Automated Detection of Defects on Metal Surfaces using Vision Transformers
Toqa Alaa, Mostafa Kotb, Arwa Zakaria, Mariam Diab, Walid Gomaa
TL;DR
This paper tackles automated defect detection on metal surfaces by employing a Vision Transformer (ViT) backbone in a dual-branch architecture for simultaneous defect classification and localization. It introduces Multi-DET as a dense, diverse dataset and leverages a ViT encoder with a CNN and shared MLPs, using anchor boxes to handle multiple defects per image. The approach achieves high classification accuracy and precise localization (e.g., 93.5% accuracy, ~3.2 pixel MAE, ~0.72 mean IoU) and demonstrates reduced overfitting compared to CNN baselines, highlighting the practical potential for improving manufacturing quality control. Limitations include handling highly irregular defect shapes and achieving real-time performance, pointing to future work in dataset expansion and ViT optimization for speed and robustness.
Abstract
Metal manufacturing often results in the production of defective products, leading to operational challenges. Since traditional manual inspection is time-consuming and resource-intensive, automatic solutions are needed. The study utilizes deep learning techniques to develop a model for detecting metal surface defects using Vision Transformers (ViTs).
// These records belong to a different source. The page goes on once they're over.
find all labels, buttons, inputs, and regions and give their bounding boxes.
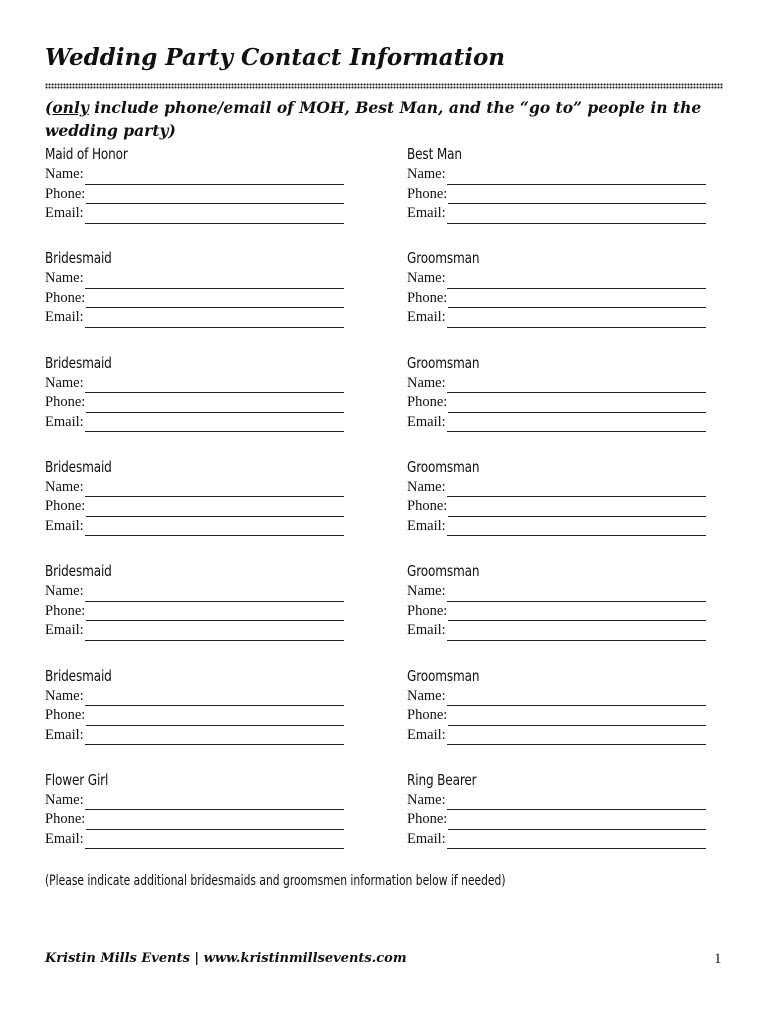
additional-note: (Please indicate additional bridesmaids and groomsmen information below if needed) <box>45 873 506 889</box>
phone-blank-line[interactable] <box>448 189 706 204</box>
name-label: Name: <box>45 374 84 391</box>
phone-blank-line[interactable] <box>448 815 706 830</box>
phone-label: Phone: <box>407 602 448 619</box>
phone-label: Phone: <box>45 185 86 202</box>
email-field[interactable] <box>407 517 717 537</box>
name-blank-line[interactable] <box>85 378 344 393</box>
phone-label: Phone: <box>45 289 86 306</box>
dotted-divider <box>45 83 723 89</box>
phone-blank-line[interactable] <box>448 606 706 621</box>
email-blank-line[interactable] <box>85 417 344 432</box>
email-blank-line[interactable] <box>85 313 344 328</box>
phone-label: Phone: <box>407 811 448 828</box>
footer-text: Kristin Mills Events | www.kristinmillsevents.com <box>45 951 407 966</box>
role-heading: Bridesmaid <box>45 353 112 372</box>
email-label: Email: <box>45 309 84 326</box>
name-blank-line[interactable] <box>447 378 706 393</box>
email-field[interactable] <box>45 308 355 328</box>
name-blank-line[interactable] <box>85 170 344 185</box>
name-blank-line[interactable] <box>85 482 344 497</box>
phone-label: Phone: <box>45 602 86 619</box>
contact-block-left <box>45 560 355 641</box>
role-heading: Groomsman <box>407 562 480 581</box>
name-blank-line[interactable] <box>447 795 706 810</box>
phone-field[interactable] <box>407 393 717 413</box>
email-field[interactable] <box>45 413 355 433</box>
name-field[interactable] <box>45 582 355 602</box>
email-field[interactable] <box>45 204 355 224</box>
email-field[interactable] <box>407 413 717 433</box>
role-heading: Groomsman <box>407 249 480 268</box>
role-heading: Bridesmaid <box>45 249 112 268</box>
phone-field[interactable] <box>407 602 717 622</box>
phone-label: Phone: <box>407 289 448 306</box>
email-label: Email: <box>45 413 84 430</box>
name-field[interactable] <box>407 582 717 602</box>
phone-field[interactable] <box>45 185 355 205</box>
name-blank-line[interactable] <box>85 274 344 289</box>
name-label: Name: <box>45 583 84 600</box>
email-blank-line[interactable] <box>85 626 344 641</box>
phone-label: Phone: <box>407 185 448 202</box>
phone-field[interactable] <box>407 289 717 309</box>
name-label: Name: <box>45 166 84 182</box>
email-field[interactable] <box>45 830 355 850</box>
role-heading: Groomsman <box>407 666 480 685</box>
phone-field[interactable] <box>407 810 717 830</box>
phone-label: Phone: <box>45 394 86 411</box>
contact-block-right <box>407 456 717 537</box>
page-title: Wedding Party Contact Information <box>45 44 506 71</box>
name-field[interactable] <box>45 269 355 289</box>
note-rest: include phone/email of MOH, Best Man, and the “go to” people in the wedding party) <box>45 98 702 140</box>
phone-field[interactable] <box>407 706 717 726</box>
instructions-note <box>45 96 725 142</box>
name-label: Name: <box>45 687 84 704</box>
phone-label: Phone: <box>45 811 86 828</box>
email-field[interactable] <box>45 621 355 641</box>
name-label: Name: <box>407 583 446 600</box>
role-heading: Ring Bearer <box>407 770 477 789</box>
phone-field[interactable] <box>45 393 355 413</box>
name-label: Name: <box>407 478 446 495</box>
role-heading: Maid of Honor <box>45 145 128 163</box>
name-blank-line[interactable] <box>447 482 706 497</box>
contact-block-left <box>45 247 355 328</box>
phone-blank-line[interactable] <box>86 398 344 413</box>
email-label: Email: <box>407 517 446 534</box>
name-label: Name: <box>45 791 84 808</box>
phone-label: Phone: <box>407 498 448 515</box>
contact-block-right <box>407 352 717 433</box>
email-label: Email: <box>45 726 84 743</box>
phone-blank-line[interactable] <box>86 815 344 830</box>
phone-blank-line[interactable] <box>86 502 344 517</box>
name-blank-line[interactable] <box>447 691 706 706</box>
email-field[interactable] <box>45 726 355 746</box>
name-label: Name: <box>45 478 84 495</box>
name-blank-line[interactable] <box>85 691 344 706</box>
phone-field[interactable] <box>407 497 717 517</box>
email-blank-line[interactable] <box>447 417 706 432</box>
email-label: Email: <box>407 205 446 221</box>
role-heading: Best Man <box>407 145 462 163</box>
email-blank-line[interactable] <box>447 521 706 536</box>
phone-blank-line[interactable] <box>86 293 344 308</box>
role-heading: Groomsman <box>407 353 480 372</box>
phone-field[interactable] <box>45 810 355 830</box>
name-label: Name: <box>45 270 84 287</box>
contact-block-right <box>407 247 717 328</box>
email-label: Email: <box>407 622 446 639</box>
phone-blank-line[interactable] <box>86 606 344 621</box>
name-field[interactable] <box>407 791 717 811</box>
name-field[interactable] <box>45 374 355 394</box>
name-blank-line[interactable] <box>447 170 706 185</box>
phone-label: Phone: <box>45 707 86 723</box>
email-label: Email: <box>45 205 84 221</box>
contact-block-left <box>45 456 355 537</box>
phone-label: Phone: <box>407 394 448 411</box>
name-blank-line[interactable] <box>447 274 706 289</box>
email-blank-line[interactable] <box>447 626 706 641</box>
email-blank-line[interactable] <box>447 730 706 745</box>
name-field[interactable] <box>407 269 717 289</box>
email-field[interactable] <box>407 830 717 850</box>
email-label: Email: <box>45 517 84 534</box>
phone-blank-line[interactable] <box>448 711 706 726</box>
name-field[interactable] <box>45 687 355 707</box>
phone-blank-line[interactable] <box>448 398 706 413</box>
email-blank-line[interactable] <box>85 730 344 745</box>
email-label: Email: <box>407 830 446 847</box>
email-label: Email: <box>45 622 84 639</box>
contact-block-right <box>407 665 717 746</box>
role-heading: Bridesmaid <box>45 457 112 476</box>
phone-blank-line[interactable] <box>86 711 344 726</box>
contact-block-left <box>45 769 355 850</box>
name-field[interactable] <box>45 165 355 185</box>
email-label: Email: <box>407 413 446 430</box>
phone-blank-line[interactable] <box>448 293 706 308</box>
name-label: Name: <box>407 270 446 287</box>
email-field[interactable] <box>407 621 717 641</box>
email-field[interactable] <box>407 204 717 224</box>
name-field[interactable] <box>407 374 717 394</box>
name-label: Name: <box>407 791 446 808</box>
email-blank-line[interactable] <box>85 209 344 224</box>
contact-block-right <box>407 560 717 641</box>
name-field[interactable] <box>407 165 717 185</box>
email-blank-line[interactable] <box>85 834 344 849</box>
note-underlined: only <box>52 98 89 117</box>
phone-field[interactable] <box>45 497 355 517</box>
name-field[interactable] <box>407 687 717 707</box>
email-label: Email: <box>45 830 84 847</box>
name-blank-line[interactable] <box>85 795 344 810</box>
email-label: Email: <box>407 309 446 326</box>
email-field[interactable] <box>407 308 717 328</box>
name-field[interactable] <box>407 478 717 498</box>
email-field[interactable] <box>45 517 355 537</box>
phone-blank-line[interactable] <box>86 189 344 204</box>
email-blank-line[interactable] <box>447 313 706 328</box>
name-label: Name: <box>407 374 446 391</box>
page-number: 1 <box>714 951 722 967</box>
role-heading: Flower Girl <box>45 770 109 789</box>
name-field[interactable] <box>45 791 355 811</box>
contact-block-right <box>407 769 717 850</box>
contact-block-left <box>45 665 355 746</box>
email-blank-line[interactable] <box>85 521 344 536</box>
phone-label: Phone: <box>407 707 448 723</box>
phone-label: Phone: <box>45 498 86 515</box>
name-blank-line[interactable] <box>447 587 706 602</box>
email-blank-line[interactable] <box>447 834 706 849</box>
name-blank-line[interactable] <box>85 587 344 602</box>
contact-block-left <box>45 143 355 224</box>
name-label: Name: <box>407 166 446 182</box>
role-heading: Bridesmaid <box>45 666 112 685</box>
phone-field[interactable] <box>45 289 355 309</box>
role-heading: Groomsman <box>407 457 480 476</box>
phone-blank-line[interactable] <box>448 502 706 517</box>
email-field[interactable] <box>407 726 717 746</box>
email-blank-line[interactable] <box>447 209 706 224</box>
contact-block-left <box>45 352 355 433</box>
name-field[interactable] <box>45 478 355 498</box>
contact-block-right <box>407 143 717 224</box>
phone-field[interactable] <box>45 706 355 726</box>
note-prefix: ( <box>45 98 53 117</box>
name-label: Name: <box>407 687 446 704</box>
email-label: Email: <box>407 726 446 743</box>
phone-field[interactable] <box>45 602 355 622</box>
role-heading: Bridesmaid <box>45 562 112 581</box>
phone-field[interactable] <box>407 185 717 205</box>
The proposed model focuses on the classification and localization of defects using a ViT for feature extraction. The architecture branches into two paths: classification and localization. The model must approach high classification accuracy while keeping the Mean Square Error (MSE) and Mean Absolute Error (MAE) as low as possible in the localization process. Experimental results show that it can be utilized in the process of automated defects detection, improve operational efficiency, and reduce errors in metal manufacturing.